• ICE and Border Patrol attempted a “show of force” yesterday in Los Angeles, rolling up to Macarthur Park with a tank and mounted troops and military weaponry mounted on trucks like they were getting ready to patrol Fallujah in 2006. The community heard about the planned raid ahead of time and made sure their at-risk neighbors were elsewhere when the federal good squad arrived, so the federales sort of sadly marched through the park and then left after having been yelled at and flipped off by thousands of the good people of LA.
Some of those troops went back to their hotel in Pasadena and, because good red-blooded Americans knew they were staying there, struggled to get any sleep last night as dozens of people blew trumpets, airhorns, and sirens outside.
A community that rallies to protect its neigbors is proud of itself the next day. The masked, badgeless, over-armed and over-armored ghouls and slave-catchers cannot be. So.
• Rabbi Danya Ruttenberg looks at women and witchcraft in the Bible and in the rabbinic literature: “Do You Believe in Magic?”
This is a really interesting dive into superstitions and rituals and weirdly off-handed references and hostile interpretations of traditional practices that those condemning them may not have understood. All fascinating and much more thoroughly researched than my own brief foray into scanning some of the rabbinic discussion of Exodus 22:18 (“Thou shalt not suffer a witch to live“).
But I still admire Rabbi Hanina’s response to a would-be sorceror:
The Gemara relates: There was a certain woman who was attempting to take dust from under the feet of Rabbi Ḥanina in order to perform sorcery on him and harm him. Rabbi Ḥanina said to her: If you succeed, go and do it. I am not concerned about it, as it is written: “There is none else besides Him.”
• Here’s the story of something I would very much love to see in person but also maybe don’t quite want to see in person: “Batnado at Bracken Cave is an incredible natural phenomenon with 20 million players.”
When newly hired meteorologists get to San Antonio, the first thing they have to learn is that the heavy showers they see forming on radar northeast of the city every summer evening have nothing to do with rain.
That’s because radar isn’t picking up rainfall.

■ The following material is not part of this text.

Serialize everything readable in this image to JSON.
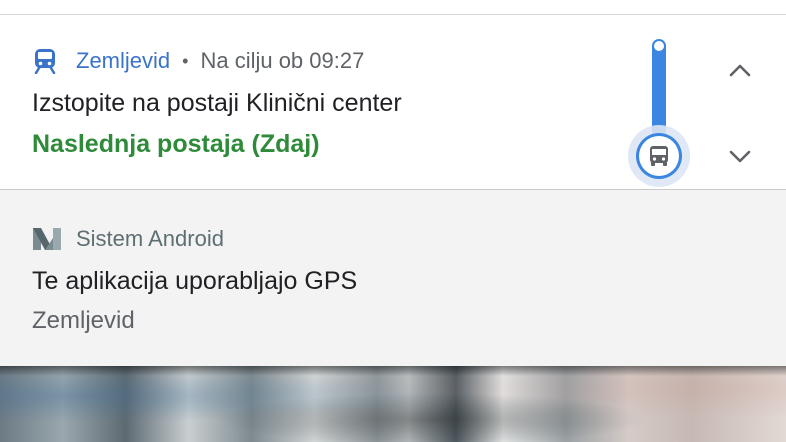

It’s picking up bats taking flight. Bat Conservation International’s Fran Hutchins said there are so many, if you’re close by, you can even hear them.
“We call it a batnado. It’s so intense,” he said.
• “Malekin of Dagworth Hall.” A lot of the Forteana Undine collects at the wonderful Strange Company blog comes from old newspapers. That stuff is fun, but it usually has a whiff of people desperately trying to sell newspapers.
Ralph of Coggeshall. the English monk who kept a chronicle for a Cistercian Abbey from 1187 to 1224 was not trying to sell newspapers, and there’s a matter-of-factness to his account of a haunting that just makes it creepier.
• Last Monday, ProPublica published an article revealing that “Kristi Noem Secretly Took a Cut of Political Donations,” skimming about $80,000 from campaign donations that she kept for herself.
How did the former South Dakota governor and current “Homeland” Security Secretary respond to these allegations? By telling weird stories about how ICE is deporting cannibals who eat themselves.
The problem is not just that Noem is a thief and a liar, but that’s she’s also not very good at either of those things.